Although it's a tiny minority of users (0.3 per cent according to the most recent figures from Google), it's a significant milestone as ICS represented a "soft relaunch" of the Android operating system that added significant functionality, design language changes and drew a clear line between older builds like Android 2.3 Gingerbread.
But now, seven years on, Android has moved on beyond recognition again and Ice Cream Sandwich has started to look like a child's coding project. Admittedly, a ruddy gifted child, but still.
Although no longer supported, apps that require it can still be forked into a "pre" and "post" entries on the Play Store, and the last supported version will remain available to ICS toteing customers.
But it does mean that Google has washed its hands of pimped-up choc ice of an operating system, meaning it'll be down to developers to decide if a fork is justified, and identifying it, and any legacy builds in the Play Store.

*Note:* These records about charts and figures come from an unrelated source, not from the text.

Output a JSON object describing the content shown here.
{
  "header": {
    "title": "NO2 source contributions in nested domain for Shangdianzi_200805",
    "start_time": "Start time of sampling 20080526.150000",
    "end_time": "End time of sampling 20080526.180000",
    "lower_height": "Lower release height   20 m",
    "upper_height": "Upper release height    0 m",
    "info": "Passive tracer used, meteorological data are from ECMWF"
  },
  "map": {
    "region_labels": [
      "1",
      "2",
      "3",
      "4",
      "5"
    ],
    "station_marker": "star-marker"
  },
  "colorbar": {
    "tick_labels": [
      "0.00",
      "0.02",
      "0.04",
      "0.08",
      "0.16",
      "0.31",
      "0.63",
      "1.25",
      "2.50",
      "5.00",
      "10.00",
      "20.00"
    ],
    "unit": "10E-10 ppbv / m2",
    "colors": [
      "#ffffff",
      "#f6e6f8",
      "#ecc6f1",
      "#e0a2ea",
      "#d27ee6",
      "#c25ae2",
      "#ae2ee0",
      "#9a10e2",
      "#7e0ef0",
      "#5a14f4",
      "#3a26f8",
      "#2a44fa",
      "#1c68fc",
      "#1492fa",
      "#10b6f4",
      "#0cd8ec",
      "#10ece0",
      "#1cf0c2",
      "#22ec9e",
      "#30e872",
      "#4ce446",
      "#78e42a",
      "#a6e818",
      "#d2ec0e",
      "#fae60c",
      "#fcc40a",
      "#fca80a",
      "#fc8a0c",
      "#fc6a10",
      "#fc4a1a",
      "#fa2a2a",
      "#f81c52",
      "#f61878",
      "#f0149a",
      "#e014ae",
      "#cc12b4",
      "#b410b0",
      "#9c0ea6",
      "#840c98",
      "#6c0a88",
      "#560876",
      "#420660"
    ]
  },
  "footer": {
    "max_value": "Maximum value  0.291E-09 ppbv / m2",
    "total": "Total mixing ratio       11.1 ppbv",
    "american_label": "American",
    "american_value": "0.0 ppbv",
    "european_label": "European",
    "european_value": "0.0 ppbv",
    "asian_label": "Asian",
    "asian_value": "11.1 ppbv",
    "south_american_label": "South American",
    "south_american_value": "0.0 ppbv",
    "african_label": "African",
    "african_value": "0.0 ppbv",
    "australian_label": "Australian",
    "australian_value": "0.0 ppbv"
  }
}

The decision to close down API Levels 14 and 15 to Google Play has other consequences too - it means that Google Play Services will remain forever encased in amber at version 14.7.99, meaning that any new functionality that depends on it will not work.
It's not like you're going to suddenly have Google's Night Vision AI tech removed from your camera - you never had it in the first place. It just means that your beloved vintage handset is going to slip further and further into irrelevance, is all.